In a recent profile of the band in the New York Times, the Arcade Fire’s Will Butler (the brother of founding member and main lead vocalist Win Butler) described his band, saying, “It was art rock. It wasn’t attitude rock.” But after listening to their 2004 release, Funeral, which I received as a birthday present from my sister that year, my initial reaction was that it was indeed ‘attitude rock’, albeit an exceeding well crafted example of thereof. While I enjoyed the musical textures the band achieved on the album, I just couldn’t understand the melodramatic angst that is best exemplified by the opening track, “Neighborhood #1 (Tunnels)”. I simply could not locate the source of the desperation that lay behind Win Butler’s over-the-top delivery, nor could I imagine how a group of seemingly privileged white kids from Canada (and the US) could be capable of the emotional depth that they attempt on Funeral. I was 25 and angry, having known real desperation in my own journey through life, and what I heard was a mimicry of real emotion.
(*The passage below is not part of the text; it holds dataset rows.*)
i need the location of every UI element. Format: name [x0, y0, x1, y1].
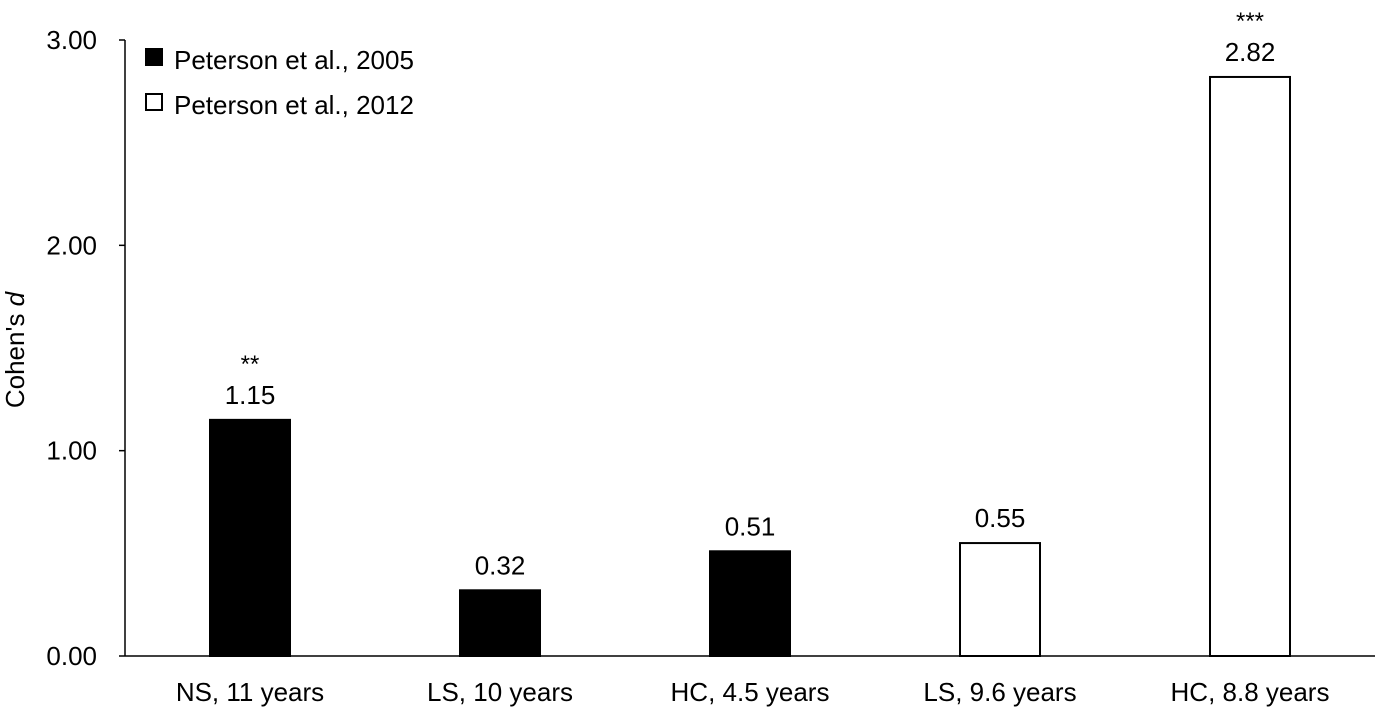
- x-tick-label: LS, 10 years: [427, 677, 573, 707]
- bar: [209, 418, 291, 657]
- bar-value-label: 0.51: [725, 511, 776, 541]
- significance-marker: **: [241, 351, 260, 378]
- legend-label: Peterson et al., 2005: [174, 45, 414, 75]
- y-tick-label: 1.00: [46, 436, 97, 466]
- y-tick-label: 2.00: [46, 230, 97, 260]
- bar-value-label: 0.32: [475, 550, 526, 580]
- x-tick-label: HC, 4.5 years: [671, 677, 830, 707]
- value-labels: 1.15** 0.32 0.51 0.55 2.82***: [225, 8, 1276, 580]
- bar-value-label: 1.15: [225, 380, 276, 410]
- bar: [459, 589, 541, 657]
- x-axis: NS, 11 years LS, 10 years HC, 4.5 years LS,…: [125, 655, 1375, 707]
- bar: [1209, 75, 1291, 657]
- y-tick-label: 0.00: [46, 641, 97, 671]
- bar-value-label: 0.55: [975, 503, 1026, 533]
- legend-swatch: [145, 48, 163, 66]
- y-axis-label: Cohen's d: [0, 290, 30, 408]
- y-tick-label: 3.00: [46, 25, 97, 55]
- bar-value-label: 2.82: [1225, 37, 1276, 67]
- legend-swatch: [145, 93, 163, 111]
- y-axis-label-text: Cohen's: [0, 306, 30, 408]
- bar: [959, 542, 1041, 657]
- bars: [209, 75, 1291, 658]
- x-tick-label: HC, 8.8 years: [1171, 677, 1330, 707]
- bar: [709, 550, 791, 658]
- significance-marker: ***: [1236, 8, 1264, 35]
- legend: Peterson et al., 2005 Peterson et al., 20…: [145, 45, 414, 120]
- x-tick-label: NS, 11 years: [176, 677, 324, 707]
- legend-label: Peterson et al., 2012: [174, 90, 414, 120]
- x-tick-label: LS, 9.6 years: [923, 677, 1076, 707]
- y-axis: 0.00 1.00 2.00 3.00: [46, 25, 126, 671]
- y-axis-label-italic: d: [0, 290, 30, 306]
But the instrumentals and arranging were so compelling that I kept returning to the album’s rich soundscapes, catchy hooks, and idiosyncratic instrumentations.
It was the rediscovery of “Haiti”, a couple years later, that opened a door into the ontology of the Arcade Fire. I came across it while selecting music for an early morning political talk radio show that I hosted weekly for a year. The Regine Chassagne’s lyrics, which in less able hands could have come across as overreaching, are produced to sound as though they are sung from afar and set amid a pastoral collage of back porch acoustic guitar and bass, gentle surf sounds, and synthesizers. It’s a great example of the Arcade Fire grounding their far-reaching artistic vision in understatement. On The Suburbs the Arcade Fire succeed in just this way.
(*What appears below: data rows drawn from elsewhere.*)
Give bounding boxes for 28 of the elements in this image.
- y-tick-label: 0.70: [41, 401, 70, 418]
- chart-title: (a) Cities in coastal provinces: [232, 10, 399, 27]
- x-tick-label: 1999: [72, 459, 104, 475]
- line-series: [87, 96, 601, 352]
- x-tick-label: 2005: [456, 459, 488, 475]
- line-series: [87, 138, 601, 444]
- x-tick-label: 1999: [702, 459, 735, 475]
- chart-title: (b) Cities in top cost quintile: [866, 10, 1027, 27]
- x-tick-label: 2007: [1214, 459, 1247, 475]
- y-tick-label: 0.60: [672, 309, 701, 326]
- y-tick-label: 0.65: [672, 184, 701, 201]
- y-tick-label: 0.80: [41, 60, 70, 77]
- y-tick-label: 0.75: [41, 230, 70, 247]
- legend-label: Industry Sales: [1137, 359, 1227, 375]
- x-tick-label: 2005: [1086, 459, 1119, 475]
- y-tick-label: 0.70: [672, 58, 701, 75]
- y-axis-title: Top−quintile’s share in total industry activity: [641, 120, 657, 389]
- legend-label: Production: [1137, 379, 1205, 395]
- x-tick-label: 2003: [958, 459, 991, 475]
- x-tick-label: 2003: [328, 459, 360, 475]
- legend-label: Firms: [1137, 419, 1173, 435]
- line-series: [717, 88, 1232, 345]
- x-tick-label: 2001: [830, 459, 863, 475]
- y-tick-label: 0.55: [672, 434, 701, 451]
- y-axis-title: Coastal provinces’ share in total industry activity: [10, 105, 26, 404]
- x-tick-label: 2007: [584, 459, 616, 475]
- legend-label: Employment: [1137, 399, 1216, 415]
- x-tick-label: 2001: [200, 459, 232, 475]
Perhaps it’s not fair for me to review this album, since I first listened to it today on a two hour bike ride from Midtown Manhattan over the George Washington and into Northern Jersey. I tend to form my strongest musical connections this way (although it didn’t work for M.I.A.’s most recent album) . As I rode down the Hudson River bikeway towards the bridge, my reaction to the first few tracks was disappointment, and I have not yet been able in subsequent listenings to develop any fondness for the first 5 songs, except for the opening track “The Suburbs” which mades sense when its themes are reprised later in the album. That track aside, the first 20 minutes or so of this album felt like more of the same for the Arcade Fire, and I was prepared for the album to be a disappointment. But as I passed West Harlem Piers Park, however, “City with No Children” caught my attention with it’s straightforward lyrical delivery. From there on, and with the help of some fine songs from Chassagne, the album builds steadily and begins to take on a shape of it’s own. As I neared the top of the GWB, “Suburban War” played, sounding a little bit like Stephin Merritt singing Beck’s “Jack-Ass”, and ultimately building to a crescendo and then a long fade out that I mistook for the end of the album.
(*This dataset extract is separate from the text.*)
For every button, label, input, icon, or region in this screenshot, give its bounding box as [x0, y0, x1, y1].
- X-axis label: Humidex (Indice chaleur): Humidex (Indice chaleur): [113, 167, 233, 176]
But it wasn’t the end… it was what I would call then end of Side A (The Suburbs is just over an hour long, so it would be a little bit lengthy for a good sounding LP). Side B traces a journey back into the suburbs, and the beginning of that journey is the rather generic rocker “Month of May”. But with the next song, “Wasted Hours” the journey to the suburbs that we are promised begins in earnest. This song is a lament for the lost time and lost youth in the empty existence of suburban youth. Well worn territory for sure, but done with grace, and perhaps a more authentic expression the pain and longing that came across as melodramatic, juvenile angst on Funeral. It was an opportunity to empathize with Butler. Like Butler, I am also 30 years old. I lament the loss of time, the loss of youth. I watch the talented people around me fill their lives with meaning through their accomplishments, while struggle to be the many things that I have become or wish to be: a musician, a lover, a scientist, a cook, a global citizen, an actor, an athlete, an activist, a writer, a member of my community, a member of my family. But I find myself forced to specialize, which means giving up some of these identities and goals, and I struggle to love how my choices have transformed me and to avoid regretting as wasted the hours I spent chasing other dreams. Perhaps it’s just me that has changed, but it seems that Butler has hit the mark as a songwriter on this album, correcting the excesses and that were evident on Funeral, and writing more with more emotional honesty. He’s just more believable as a 30 year old man coming to grips with his past in the suburbs and his present in the city.
“Sprawl II (Mountains Beyond Mountains)” is somewhat of an anomaly in the context, but it’s a catchy pop tune reminiscent of Blondie or Cyndi Lauper, or contemporaries Ladytron. Inexplicably, it name checks the title of Tracy Kidder’s biography of Partners in Health founder Dr. Paul Farmer. During their current tour, as they have on previous tours, the band is donating $1 of each ticket sold to Partners in Health’s Stand with Haiti relief and reconstruction fund. I’ll be at their Madison Square Garden Show tomorrow night.